Broken record time: I find comedy series confounding to write about, because for me writing about TV is calculating how details of setting and shooting and performance add up to something, but with comedy you can’t solve the equation because the need for jokes is an undefinable variable. The joke needs must be king and it trumps all the usual concerns, even on series with heavy narrative serialization and a lot of dramatic moments the inclusion of which used to create “very special episodes” but which are now pretty common across the board. (Scrubs, an overlooked single-camera comedy trailblazer, did this in literally every episode.) Girls is basically a dramedy that has more in common with Mad Men than with Arrested Development, but it still throws those confounding curveballs, exaggerating specific aspects of the characters and milieu for comedic effect. (“Specific” is key here, of course — it’s not flat-out ridiculous — but still.) But just because I don’t write about it very often doesn’t mean I don’t like it an awful lot.

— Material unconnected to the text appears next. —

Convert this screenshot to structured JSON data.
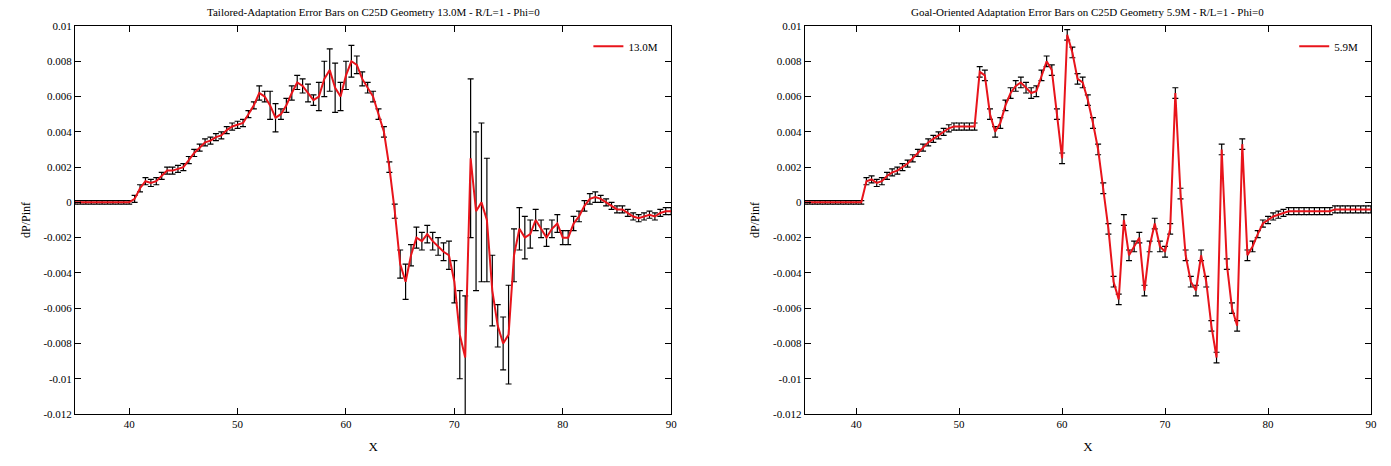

Judging from twitter and Google Reader posts I tried not to read for fear of spoilers, this past week’s episode, “Another Man’s Trash,” was something of a breakout for the show, and having seen it it’s easy to see why. For starters, TV nerds no doubt have to appreciate the humor in borrowing a bottle-episode structure but having half the cast stuck in the bottle be Patrick Wilson.
But its real brilliance is in creating suspense based solely on the show’s established story structure. We’ve all seen Girls before, and we know that anytime something’s going well for Hannah, someone says something that destroys the magic and brings it all crashing down — she’s getting along great with a job interviewer until she makes a date-rape joke about him; she’s having the coked-up time of her life with her gay ex until he tells her he fucked her female best friend, etc. So you spend her entire lost-weekend idyll waiting for the other shoe to drop…
…and it legit seems like it won’t! Hannah and her handsome doctor Joshua keep having sex — lots of it, all over his splendid house, driven by frank and honest statements of arousal and desire that took her months to get to with her ex-boyfriend Adam, if she ever really got to them at all. They lounge, they joke around, they sit quietly reading and eating, they tease each other, they go to sleep and wake up and do it all again. For once she seems able to accept that she and a romantic interest (substitute “friend” or “professional peer” and it’d be the same deal, for her) are on a level playing field.
Why? At one point Joshua tells her she’s beautiful, and when he asks her doesn’t she think so?, she replies something like yes, but that’s not the feedback she’s used to getting. That’s the key here: Joshua’s very existence is the new feedback. Physically stunning, smart, successful, kind, wealthy — Hannah’s holding her own with someone who’s all these things. One of the reasons I love Downton Abbey and Mad Men so much is their emphasis on how the emotional feedback people receive from their friends and colleagues shapes who they are able to be and become; this is the best feedback loop Hannah’s had in ages. If you’ve ever had one of these whirlwind weekends (or whenever) where your every waking and sleeping moment is consumed by someone wonderful you’re in the process of discovering and being discovered by, you know exactly how powerful, arousing, fulfilling, transforming that feedback loop can be. And don’t mistake me—it’s not at all a situation where “oh, someone good likes me, now I feel validated as a person.” It’s more like she’s thrown herself into the deep end and realized she could swim like a motherfucker all along.
That’s her undoing, of course. She believes herself to be totally safe, so after her inhibitions are worn down by getting all light-headed and passing out in the shower, she lets loose with a torrent of pure Hannah solipsism for which Joshua is completely unprepared. It’s heartbreaking to see how Hannah’s emotional awareness works — how she’s initially totally clueless that she’s coming on too strong, that she’s treating Joshua like a journal rather than a person with his own emotions and agency, that she’s being enormously condescending and dismissive to his life; but how the very moment she senses the possibility of rejection, she picks up on those cues and attacks them like a shark that smells blood in the water. She’s clueless unless and until she picks up on someone reacting negatively to that cluelessness, at which point she becomes an emotional Sherlock Holmes.
It was very funny, very sexy, very specific, and very sad. We’re lucky to have the show that gave it to us.